With these two array, we know the left sum and right sum for every index. All we need to do is to compare them.

function pivotIndex(nums: number[]): number {

    const left: number[] = [];
    const right: number[] = [];

    // one loop to create prefix sum array and suffix sum array
    for (let i = 0; i < nums.length; i++) {
        const li = i;
        const ri = nums.length - i - 1;

        if (i === 0) {
            left[li] = 0;
            right[ri] = 0;
        } else {
            left[li] = left[li - 1] + nums[li - 1];
            right[ri] = right[ri + 1] + nums[ri + 1];
        }
    }

    // another loop to compare
    for (let i = 0; i < nums.length; i++) {
        if (left[i] === right[i]) {
            return i;
        }
    }

    return -1;
}

So with prefix sum, we make the complexity become O(n).

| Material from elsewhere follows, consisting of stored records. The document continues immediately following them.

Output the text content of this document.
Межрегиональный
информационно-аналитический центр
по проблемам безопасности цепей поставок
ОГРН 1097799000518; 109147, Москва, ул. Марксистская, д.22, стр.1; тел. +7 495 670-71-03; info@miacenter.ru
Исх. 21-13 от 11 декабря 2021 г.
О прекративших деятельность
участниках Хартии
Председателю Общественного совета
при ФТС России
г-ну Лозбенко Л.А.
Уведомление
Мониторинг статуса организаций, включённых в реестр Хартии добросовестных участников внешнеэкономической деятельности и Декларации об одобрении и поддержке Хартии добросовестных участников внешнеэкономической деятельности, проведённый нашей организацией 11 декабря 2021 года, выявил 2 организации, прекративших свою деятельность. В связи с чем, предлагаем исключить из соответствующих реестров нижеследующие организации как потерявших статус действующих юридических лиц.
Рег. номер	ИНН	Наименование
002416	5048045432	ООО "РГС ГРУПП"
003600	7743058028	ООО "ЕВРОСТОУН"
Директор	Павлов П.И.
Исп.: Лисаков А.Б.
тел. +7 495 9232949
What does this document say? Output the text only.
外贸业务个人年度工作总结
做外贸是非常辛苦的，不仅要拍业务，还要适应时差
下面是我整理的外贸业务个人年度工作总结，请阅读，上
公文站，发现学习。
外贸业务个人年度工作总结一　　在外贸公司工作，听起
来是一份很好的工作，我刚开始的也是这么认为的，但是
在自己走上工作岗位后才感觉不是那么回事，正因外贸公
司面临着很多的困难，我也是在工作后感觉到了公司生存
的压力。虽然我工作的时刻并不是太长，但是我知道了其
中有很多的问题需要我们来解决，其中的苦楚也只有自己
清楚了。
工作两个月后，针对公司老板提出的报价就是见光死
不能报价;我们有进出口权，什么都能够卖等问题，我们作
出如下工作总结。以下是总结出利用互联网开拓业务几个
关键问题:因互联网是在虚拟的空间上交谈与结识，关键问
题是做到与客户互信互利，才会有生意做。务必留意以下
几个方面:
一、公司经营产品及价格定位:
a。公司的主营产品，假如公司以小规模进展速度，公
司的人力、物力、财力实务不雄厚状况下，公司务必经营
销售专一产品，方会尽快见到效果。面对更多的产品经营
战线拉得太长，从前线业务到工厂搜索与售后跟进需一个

But as you can see, we need to use two array to store the prefix and suffix sum resutls. So space complexity is also O(n).

Actually, in this problem, we can just use 2 varibable to store the current prefix sum and suffix sum. And updating and comparing these 2 variables while looping.

function pivotIndex(nums: number[]): number {
    // suffix sum start from sum of all elements
    let right = nums.reduce((pre, cur) => pre + cur);
    // prefix sum start from 0
    let left = 0;

    /**
     * While iterating,
     * suffix sum delete left element one at a time
     * then, this is the corrent comparing time
     * prefix sum add left element one at a time
     */
    for (let i = 0; i < nums.length; i++) {
        right -= nums[i];
        if (left === right) return i;
        left += nums[i];
    }

    return -1;
};

We this small trick, the space comlexity becomes O(1).